On Mon, May 6, 2013 at 3:04 PM, Greg Grossmeier greg@wikimedia.org wrote:
Let's move our MediaWiki deploy cycle to weekly instead of 2-week. This will also reduce the number of standing deployment windows throughout the week by having those projects/teams simply "ride the MediaWiki train."
\o/
It takes up to 2 weeks for new features/bug fixes to be rolled out to the various Wikimedia wikis.
3.5 weeks, actually. Consider if something was merged in the afternoon on April 29. It just missed getting into 1.22wmf3, so absent backporting it would have to wait for 1.22wmf4, which finishes being deployed everywhere on May 22.
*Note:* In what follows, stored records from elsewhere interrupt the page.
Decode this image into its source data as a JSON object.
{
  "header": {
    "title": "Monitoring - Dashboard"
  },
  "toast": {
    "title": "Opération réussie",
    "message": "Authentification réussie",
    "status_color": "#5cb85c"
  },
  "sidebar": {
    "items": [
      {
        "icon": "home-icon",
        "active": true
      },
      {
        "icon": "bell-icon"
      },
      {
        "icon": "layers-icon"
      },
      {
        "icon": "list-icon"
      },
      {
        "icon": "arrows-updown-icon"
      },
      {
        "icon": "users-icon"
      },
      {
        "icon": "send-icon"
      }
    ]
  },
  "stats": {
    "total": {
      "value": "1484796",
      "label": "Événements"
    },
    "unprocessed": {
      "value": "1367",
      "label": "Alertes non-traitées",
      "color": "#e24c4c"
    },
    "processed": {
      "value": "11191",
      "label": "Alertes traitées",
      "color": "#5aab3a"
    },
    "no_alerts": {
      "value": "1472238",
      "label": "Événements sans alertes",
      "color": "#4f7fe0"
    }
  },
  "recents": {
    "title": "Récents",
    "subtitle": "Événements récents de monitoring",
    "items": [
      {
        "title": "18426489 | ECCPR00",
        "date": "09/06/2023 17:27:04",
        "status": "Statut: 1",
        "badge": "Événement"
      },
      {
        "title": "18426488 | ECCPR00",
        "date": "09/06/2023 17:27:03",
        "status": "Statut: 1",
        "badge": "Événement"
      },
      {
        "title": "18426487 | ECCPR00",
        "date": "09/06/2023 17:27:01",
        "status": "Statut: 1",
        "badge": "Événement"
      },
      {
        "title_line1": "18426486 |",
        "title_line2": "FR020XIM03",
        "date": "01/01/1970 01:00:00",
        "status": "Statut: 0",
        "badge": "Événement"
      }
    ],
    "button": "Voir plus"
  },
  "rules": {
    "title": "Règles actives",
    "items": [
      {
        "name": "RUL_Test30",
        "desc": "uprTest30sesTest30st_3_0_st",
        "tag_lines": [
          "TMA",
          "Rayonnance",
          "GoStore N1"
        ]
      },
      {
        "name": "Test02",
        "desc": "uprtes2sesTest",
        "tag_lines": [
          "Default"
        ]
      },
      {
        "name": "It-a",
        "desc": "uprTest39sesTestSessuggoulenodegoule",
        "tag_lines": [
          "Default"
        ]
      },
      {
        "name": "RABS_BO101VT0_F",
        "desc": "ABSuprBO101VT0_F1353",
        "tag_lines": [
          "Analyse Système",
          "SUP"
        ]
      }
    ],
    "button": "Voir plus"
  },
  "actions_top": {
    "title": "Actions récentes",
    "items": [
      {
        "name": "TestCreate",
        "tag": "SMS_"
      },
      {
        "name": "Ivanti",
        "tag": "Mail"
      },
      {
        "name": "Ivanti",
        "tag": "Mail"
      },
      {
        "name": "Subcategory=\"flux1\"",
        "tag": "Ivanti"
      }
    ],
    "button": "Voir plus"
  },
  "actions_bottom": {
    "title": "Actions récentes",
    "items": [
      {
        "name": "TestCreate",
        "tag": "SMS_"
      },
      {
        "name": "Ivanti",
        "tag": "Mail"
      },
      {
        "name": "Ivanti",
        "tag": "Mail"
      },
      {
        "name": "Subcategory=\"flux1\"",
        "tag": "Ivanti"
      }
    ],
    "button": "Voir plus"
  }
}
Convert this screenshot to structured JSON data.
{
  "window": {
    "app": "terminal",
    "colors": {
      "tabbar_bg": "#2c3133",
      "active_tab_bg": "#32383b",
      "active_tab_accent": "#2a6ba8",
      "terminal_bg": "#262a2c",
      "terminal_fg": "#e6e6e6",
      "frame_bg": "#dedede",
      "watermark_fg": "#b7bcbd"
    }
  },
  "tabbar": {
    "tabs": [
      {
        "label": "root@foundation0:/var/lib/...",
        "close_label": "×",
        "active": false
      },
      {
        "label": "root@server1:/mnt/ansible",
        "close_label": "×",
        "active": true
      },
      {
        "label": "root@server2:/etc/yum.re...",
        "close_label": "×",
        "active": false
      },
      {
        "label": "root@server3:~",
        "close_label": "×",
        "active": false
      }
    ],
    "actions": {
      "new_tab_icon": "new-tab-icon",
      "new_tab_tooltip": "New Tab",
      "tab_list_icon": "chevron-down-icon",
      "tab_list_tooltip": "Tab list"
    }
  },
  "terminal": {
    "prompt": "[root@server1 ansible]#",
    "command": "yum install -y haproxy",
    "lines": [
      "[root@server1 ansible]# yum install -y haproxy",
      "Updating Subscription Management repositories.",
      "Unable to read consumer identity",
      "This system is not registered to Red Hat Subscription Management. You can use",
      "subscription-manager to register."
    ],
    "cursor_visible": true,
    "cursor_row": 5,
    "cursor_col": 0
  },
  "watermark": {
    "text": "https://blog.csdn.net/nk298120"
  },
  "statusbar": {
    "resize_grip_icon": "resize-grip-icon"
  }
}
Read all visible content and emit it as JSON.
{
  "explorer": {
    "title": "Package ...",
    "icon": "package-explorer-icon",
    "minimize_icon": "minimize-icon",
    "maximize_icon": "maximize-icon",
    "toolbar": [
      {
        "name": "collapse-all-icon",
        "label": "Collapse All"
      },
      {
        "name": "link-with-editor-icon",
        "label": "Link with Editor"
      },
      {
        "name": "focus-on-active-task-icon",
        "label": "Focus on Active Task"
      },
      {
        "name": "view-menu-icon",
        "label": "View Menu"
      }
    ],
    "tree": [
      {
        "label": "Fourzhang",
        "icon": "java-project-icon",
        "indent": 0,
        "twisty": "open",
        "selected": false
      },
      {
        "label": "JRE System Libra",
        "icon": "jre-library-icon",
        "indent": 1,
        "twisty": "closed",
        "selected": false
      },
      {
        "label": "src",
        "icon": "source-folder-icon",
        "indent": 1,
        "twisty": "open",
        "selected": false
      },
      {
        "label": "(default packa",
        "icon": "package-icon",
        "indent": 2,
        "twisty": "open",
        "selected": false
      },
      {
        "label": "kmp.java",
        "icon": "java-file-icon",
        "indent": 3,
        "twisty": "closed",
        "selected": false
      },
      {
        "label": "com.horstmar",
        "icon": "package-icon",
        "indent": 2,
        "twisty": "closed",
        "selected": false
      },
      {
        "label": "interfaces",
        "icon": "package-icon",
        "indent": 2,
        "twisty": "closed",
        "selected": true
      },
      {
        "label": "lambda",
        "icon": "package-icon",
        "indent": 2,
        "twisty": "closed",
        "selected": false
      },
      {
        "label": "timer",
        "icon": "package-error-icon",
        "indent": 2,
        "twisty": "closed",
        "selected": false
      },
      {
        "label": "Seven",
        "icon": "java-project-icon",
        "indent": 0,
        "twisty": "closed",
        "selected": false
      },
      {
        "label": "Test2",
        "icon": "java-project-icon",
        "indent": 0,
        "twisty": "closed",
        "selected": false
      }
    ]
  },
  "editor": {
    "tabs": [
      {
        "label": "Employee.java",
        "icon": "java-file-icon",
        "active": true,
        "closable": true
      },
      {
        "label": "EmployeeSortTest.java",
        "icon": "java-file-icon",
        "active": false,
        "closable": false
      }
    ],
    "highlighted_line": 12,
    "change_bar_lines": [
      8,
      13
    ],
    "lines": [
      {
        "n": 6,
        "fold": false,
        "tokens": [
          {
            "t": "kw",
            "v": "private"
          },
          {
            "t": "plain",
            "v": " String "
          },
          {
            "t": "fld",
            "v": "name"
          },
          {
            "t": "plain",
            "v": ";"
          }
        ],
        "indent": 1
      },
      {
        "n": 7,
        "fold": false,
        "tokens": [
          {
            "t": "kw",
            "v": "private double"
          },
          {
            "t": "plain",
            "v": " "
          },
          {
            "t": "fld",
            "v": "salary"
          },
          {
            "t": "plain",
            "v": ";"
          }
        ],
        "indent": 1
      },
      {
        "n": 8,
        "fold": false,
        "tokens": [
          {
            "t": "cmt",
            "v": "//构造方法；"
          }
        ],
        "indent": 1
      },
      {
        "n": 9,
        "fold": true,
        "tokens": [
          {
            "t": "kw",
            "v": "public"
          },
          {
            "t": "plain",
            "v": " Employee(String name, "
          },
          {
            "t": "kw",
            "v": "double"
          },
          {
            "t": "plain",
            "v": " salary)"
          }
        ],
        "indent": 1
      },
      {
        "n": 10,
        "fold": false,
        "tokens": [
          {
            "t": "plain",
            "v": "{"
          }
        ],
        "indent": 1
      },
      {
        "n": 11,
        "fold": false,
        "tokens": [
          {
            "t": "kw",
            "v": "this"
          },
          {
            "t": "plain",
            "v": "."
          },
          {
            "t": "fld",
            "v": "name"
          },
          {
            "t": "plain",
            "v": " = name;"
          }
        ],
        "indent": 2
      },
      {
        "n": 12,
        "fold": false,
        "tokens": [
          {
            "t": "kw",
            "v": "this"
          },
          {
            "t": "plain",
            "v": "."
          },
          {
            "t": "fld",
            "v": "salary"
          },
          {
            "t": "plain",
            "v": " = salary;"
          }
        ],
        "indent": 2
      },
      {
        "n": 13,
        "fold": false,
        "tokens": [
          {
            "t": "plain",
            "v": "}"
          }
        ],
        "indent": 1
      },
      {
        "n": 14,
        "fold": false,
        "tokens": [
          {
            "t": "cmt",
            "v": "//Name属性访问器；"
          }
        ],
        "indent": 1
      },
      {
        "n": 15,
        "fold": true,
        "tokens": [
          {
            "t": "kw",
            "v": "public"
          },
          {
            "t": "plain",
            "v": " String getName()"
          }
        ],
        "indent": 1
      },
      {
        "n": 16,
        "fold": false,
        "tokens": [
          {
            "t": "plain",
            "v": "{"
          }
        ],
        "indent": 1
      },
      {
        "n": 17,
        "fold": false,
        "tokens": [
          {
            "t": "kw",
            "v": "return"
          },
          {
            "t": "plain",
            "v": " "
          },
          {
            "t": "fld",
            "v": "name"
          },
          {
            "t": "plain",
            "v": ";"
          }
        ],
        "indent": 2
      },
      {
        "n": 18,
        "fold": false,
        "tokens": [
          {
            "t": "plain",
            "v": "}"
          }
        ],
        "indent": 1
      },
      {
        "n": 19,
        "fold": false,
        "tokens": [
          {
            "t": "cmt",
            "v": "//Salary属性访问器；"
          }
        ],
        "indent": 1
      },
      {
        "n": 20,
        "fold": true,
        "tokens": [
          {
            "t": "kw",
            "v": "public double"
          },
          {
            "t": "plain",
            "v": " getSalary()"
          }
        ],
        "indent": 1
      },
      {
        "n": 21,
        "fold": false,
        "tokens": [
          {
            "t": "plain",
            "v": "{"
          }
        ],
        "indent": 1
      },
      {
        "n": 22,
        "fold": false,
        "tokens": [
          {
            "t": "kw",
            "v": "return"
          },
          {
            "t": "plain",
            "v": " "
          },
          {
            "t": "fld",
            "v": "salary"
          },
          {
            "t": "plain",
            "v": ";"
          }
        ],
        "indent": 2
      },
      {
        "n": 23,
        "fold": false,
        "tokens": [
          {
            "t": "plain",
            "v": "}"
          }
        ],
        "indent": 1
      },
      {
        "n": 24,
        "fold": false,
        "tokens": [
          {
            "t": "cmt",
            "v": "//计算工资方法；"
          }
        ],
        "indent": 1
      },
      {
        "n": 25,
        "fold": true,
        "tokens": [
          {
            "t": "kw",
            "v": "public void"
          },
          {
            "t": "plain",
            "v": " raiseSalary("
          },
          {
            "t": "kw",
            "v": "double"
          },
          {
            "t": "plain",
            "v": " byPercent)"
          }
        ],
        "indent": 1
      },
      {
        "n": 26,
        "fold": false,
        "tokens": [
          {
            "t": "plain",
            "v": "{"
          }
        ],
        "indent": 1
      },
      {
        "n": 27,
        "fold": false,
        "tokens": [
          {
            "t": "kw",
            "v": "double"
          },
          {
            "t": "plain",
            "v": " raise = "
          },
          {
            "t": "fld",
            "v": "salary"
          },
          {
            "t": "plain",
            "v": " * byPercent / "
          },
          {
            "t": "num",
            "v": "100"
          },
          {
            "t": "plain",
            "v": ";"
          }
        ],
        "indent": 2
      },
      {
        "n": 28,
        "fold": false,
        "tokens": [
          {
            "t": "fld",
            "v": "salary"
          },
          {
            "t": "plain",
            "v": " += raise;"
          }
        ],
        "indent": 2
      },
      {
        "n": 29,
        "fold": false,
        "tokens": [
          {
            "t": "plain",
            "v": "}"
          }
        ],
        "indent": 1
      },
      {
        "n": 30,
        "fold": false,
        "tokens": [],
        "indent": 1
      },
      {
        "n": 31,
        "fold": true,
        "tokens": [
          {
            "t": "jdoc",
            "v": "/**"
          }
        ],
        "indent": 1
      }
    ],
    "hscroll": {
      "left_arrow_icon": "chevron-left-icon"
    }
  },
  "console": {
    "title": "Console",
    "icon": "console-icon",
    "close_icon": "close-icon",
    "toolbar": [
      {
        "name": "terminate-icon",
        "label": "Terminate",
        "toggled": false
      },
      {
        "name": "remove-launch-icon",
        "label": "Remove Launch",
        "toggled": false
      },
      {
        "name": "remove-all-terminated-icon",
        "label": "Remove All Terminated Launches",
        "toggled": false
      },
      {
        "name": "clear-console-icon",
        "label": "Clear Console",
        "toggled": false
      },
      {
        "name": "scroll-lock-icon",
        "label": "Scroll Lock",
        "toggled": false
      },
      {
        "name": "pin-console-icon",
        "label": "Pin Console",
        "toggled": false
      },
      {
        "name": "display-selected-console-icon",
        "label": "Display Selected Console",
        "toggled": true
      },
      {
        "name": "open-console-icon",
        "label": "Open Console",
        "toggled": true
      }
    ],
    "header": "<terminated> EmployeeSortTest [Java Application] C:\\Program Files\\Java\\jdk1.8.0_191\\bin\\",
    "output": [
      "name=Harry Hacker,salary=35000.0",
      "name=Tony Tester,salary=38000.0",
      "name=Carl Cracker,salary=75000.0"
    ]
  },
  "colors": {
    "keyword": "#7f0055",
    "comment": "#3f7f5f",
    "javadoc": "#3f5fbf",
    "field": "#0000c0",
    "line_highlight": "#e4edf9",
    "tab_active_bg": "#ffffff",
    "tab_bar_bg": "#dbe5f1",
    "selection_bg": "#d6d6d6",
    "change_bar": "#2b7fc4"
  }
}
This has been talked about a bit, including during the last In Town Week for WMF Engineering in late-February. I've coalesced on one proposal at: https://wikitech.wikimedia.org/wiki/Deployments/One_week
This seems like a reasonable approach to me. Please respond here or on the talk page with comments/suggestions/etc.
One other plan that was discussed in February, if I recall, was something like this:
week0, Thursday: Deploy wmf1 to test and mw.org week1, Monday: Deploy wmf1 to first-round wikis week1, Thursday: Deploy wmf1 to remaining wikis and wmf2 to test and mw.org. week2, Monday: Deploy wmf2 to first-round wikis week2, Thursday: Deploy wmf2 to remaining wikis and wmf3 to test and mw.org. etc.
That has the advantage of preserving the separation of test+mw.org from the more user-focused wikis, as Sumana mentioned.